India is no stranger to foreign-owned and run businesses.
But the country has witnessed the emergence of a new generation of foreign-run firms in the last few years.
With the country’s rapid growth, the number of companies that are foreign owned and run is growing.
India has been in the spotlight for a long time over the use of fake identities and companies.
The government, however, has struggled to crack down on the issue, partly due to a lack of evidence.
Now, it is looking to take action against the likes of the company Aseel, which has been accused of paying false invoices.

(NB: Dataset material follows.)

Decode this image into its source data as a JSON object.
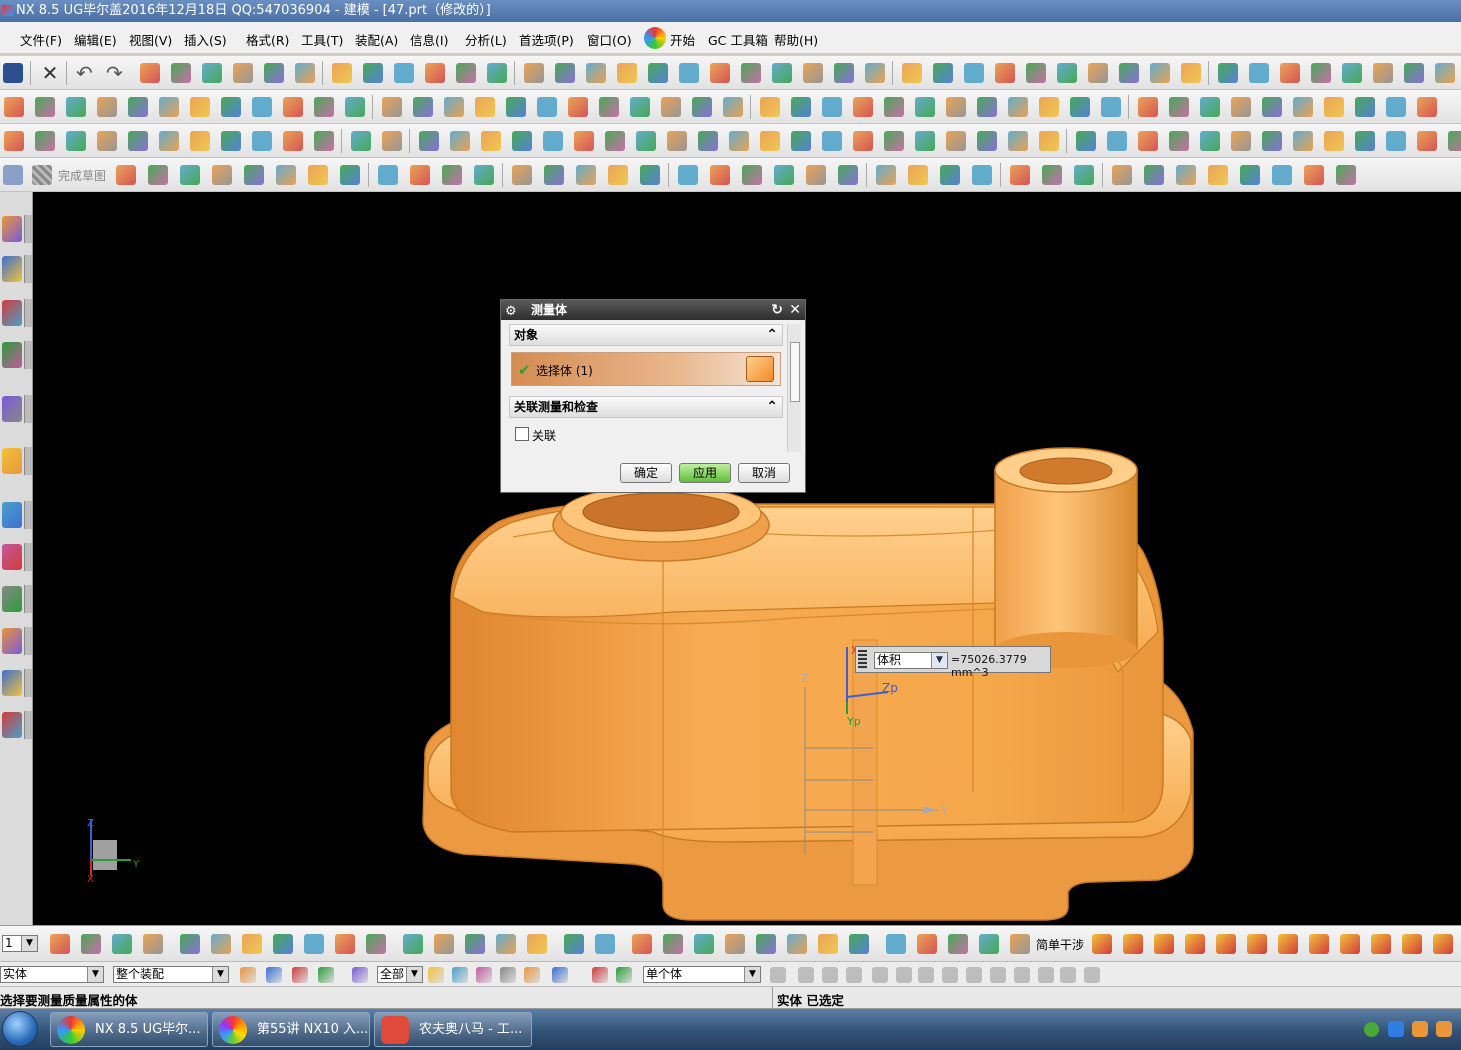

What is the impact of fake identity?
Aseel is the second largest company in India with a turnover of more than $8 billion.
Its CEO Anurag Chaturvedi is the countrys largest shareholder and is the Chairman of the National Association of Enterprises and Cement Enterprises.
He also holds a share in the National Chemical and Rubber Corporation (NCRIC) and a stake in Tata Steel.
In the wake of the scam, Chaturve has been on a crusade to make sure his company is held to account.
In December 2017, Chattanooga-based the company was slapped with a Rs 1.15 crore tax evasion case after it was discovered that it had been operating illegally in the country for a decade.
Chaturves business dealings, however he denied any wrongdoing and claimed the company’s revenues were over $3 billion.
He had also denied that he had any role in the company being used as a shell company by his company.
In 2018, the government launched a probe into the company and brought charges against the company for misappropriating tax revenues and falsely claiming revenue.
The probe led to the arrest of Chaturvadi, the company chairman.
However, the case was later dropped in 2018 due to lack of proof.
The case has now been handed over to the Central Bureau of Investigation (CBI) for further investigation.